Nonetheless, there are still good horsemen and women who do their best to improve the situation. Unfortunately, they are a small, feral minority that has been allowed by racing’s legions of apologists to stain the sport’s reputation. Then there are the dupes who labor under the fantasy that horse racing is broadly fair and honest, and finally, those masses in the middle—neither naive nor cheaters, but honorable souls who know the industry is more crooked than it ought to be but do not give their all to help fix it.
The recent death of Eight Belles and that of Medina Spirit, both stars of the Kentucky Derby, have forced serious questions about the sport’s ethics and integrity.
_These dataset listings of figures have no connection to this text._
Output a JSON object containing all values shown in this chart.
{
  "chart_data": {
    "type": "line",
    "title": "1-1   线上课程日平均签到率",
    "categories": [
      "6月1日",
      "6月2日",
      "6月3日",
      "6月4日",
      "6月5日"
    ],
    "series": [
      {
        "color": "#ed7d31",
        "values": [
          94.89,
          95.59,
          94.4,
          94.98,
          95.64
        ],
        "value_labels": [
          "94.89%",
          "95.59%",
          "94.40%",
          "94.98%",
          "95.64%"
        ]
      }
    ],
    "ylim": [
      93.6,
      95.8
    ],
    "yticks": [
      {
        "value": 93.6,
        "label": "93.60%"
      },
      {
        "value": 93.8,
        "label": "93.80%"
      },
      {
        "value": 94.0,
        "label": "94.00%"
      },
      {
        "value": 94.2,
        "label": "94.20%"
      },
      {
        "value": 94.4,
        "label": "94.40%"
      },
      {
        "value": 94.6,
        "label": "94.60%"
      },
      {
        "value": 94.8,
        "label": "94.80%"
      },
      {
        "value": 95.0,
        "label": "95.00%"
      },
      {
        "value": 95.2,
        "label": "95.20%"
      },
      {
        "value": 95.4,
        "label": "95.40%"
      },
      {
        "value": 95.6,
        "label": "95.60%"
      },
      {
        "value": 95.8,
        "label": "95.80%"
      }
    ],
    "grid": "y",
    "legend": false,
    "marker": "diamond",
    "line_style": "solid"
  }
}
While the legions of apologists have rushed to defend it, they have done so in ways that distort or misrepresent its history and ignore its problems. They have also conflated hostility toward PETA—the activist group that brought the video of Eight Belles to The Times’ attention—with dismissal of the evidence it offers.
A team of researchers at EHESS, a French school for mathematicians, has found that winning strategies in horse racing optimize the energy output of muscles reliant on either powerful aerobic pathways—which require oxygen that may be scarce during a race—or anaerobic ones, which create waste products that lead to fatigue. To test the hypothesis, they used the GPS tracking tools embedded in French racing saddles. These enabled them to watch digital images of the horses’ movements on a computer screen, and to calculate real-time speed and position data. They compared these results to mathematical models that they had previously developed, and their research has now been published in the journal Science.